A positive adcom vote for Novo Nordisk’s GLP1 agonist Victoza means that this should soon get a cardiovascular benefits claim on its label, putting it on a par with Lilly and Boehringer’s Jardiance. Proving a cardiovascular benefit is looking increasingly important for diabetes drugs and, with most of its rivals not due to report outcomes data for at least a year, Novo has a chance to make its advantage count. Victoza now looks like it will become the first GLP1 agonist and the second type 2 diabetes therapy to boast a cardiovascular label claim after the panel voted 17-2 that it reduces cardiovascular risk. Johnson & Johnson’s SGLT2 inhibitor Invokana cannot be too far behind, having recently shown a cardiovascular benefit in its Canvas programme. And Novo’s once-weekly injectable GLP1, semaglutide, has also succeded here – the company filed for US approval in December and is expecting a decision by the end of the year. Lilly’s Trulicity is currently forecast to be the top diabetes drug in 2022, according to EvaluatePharma – but surely its future now hinges on a positive result in the Rewind trial next year.

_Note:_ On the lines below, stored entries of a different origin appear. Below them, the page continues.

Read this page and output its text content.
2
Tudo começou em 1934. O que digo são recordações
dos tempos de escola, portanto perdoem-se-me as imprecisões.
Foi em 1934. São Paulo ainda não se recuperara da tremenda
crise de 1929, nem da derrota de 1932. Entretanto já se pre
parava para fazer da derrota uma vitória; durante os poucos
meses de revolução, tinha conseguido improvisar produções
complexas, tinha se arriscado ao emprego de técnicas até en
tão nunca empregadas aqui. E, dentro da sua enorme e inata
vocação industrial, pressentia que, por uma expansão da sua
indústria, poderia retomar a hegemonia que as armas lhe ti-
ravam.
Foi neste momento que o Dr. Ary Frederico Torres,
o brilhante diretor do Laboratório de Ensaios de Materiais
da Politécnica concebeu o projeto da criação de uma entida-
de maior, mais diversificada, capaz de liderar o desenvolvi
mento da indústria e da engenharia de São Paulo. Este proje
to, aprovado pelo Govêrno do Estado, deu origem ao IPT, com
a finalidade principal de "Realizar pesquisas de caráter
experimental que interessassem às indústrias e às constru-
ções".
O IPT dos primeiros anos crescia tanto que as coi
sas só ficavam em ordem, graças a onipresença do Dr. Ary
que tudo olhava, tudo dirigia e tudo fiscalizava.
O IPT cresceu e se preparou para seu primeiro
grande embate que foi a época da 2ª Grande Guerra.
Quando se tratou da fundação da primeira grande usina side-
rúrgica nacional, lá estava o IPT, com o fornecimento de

Cell Medica seizes the chance to consolidate

20 June, 2017

Cell Medica has wasted no time in putting to use the proceeds of its recent £60m ($74m) raise – one of the largest by a UK company – today closing the takeover of Catapult Therapy TCR. The acquired business was effectively a vehicle for the work of Professor Emma Morris at UCL on an autologous engineered T-cell receptor (TCR) therapy against WT-1. It was majority-owned by Cell Therapy Catapult, a UK government body set up to funnel £70m of taxpayers’ money into these types of treatments, with stakes also held by UCL Business and Imperial Innovations; however, terms of the takeout are not being disclosed. One curious aspect is that WT-1 is a cancer antigen that Adaptimmune – the most advanced TCR player – insists is insufficiently presented in vivo. Still, Cell Medica has ongoing work in engineered TCRs expressed on NK T cells, and last year struck a deal with UCL looking to enhance TCR therapies. Moreover, WT-1 is an antigen that Juno is targeting with its phase I/II engineered TCR project JTCR016, and for Cell Medica this is surely sufficient endorsement.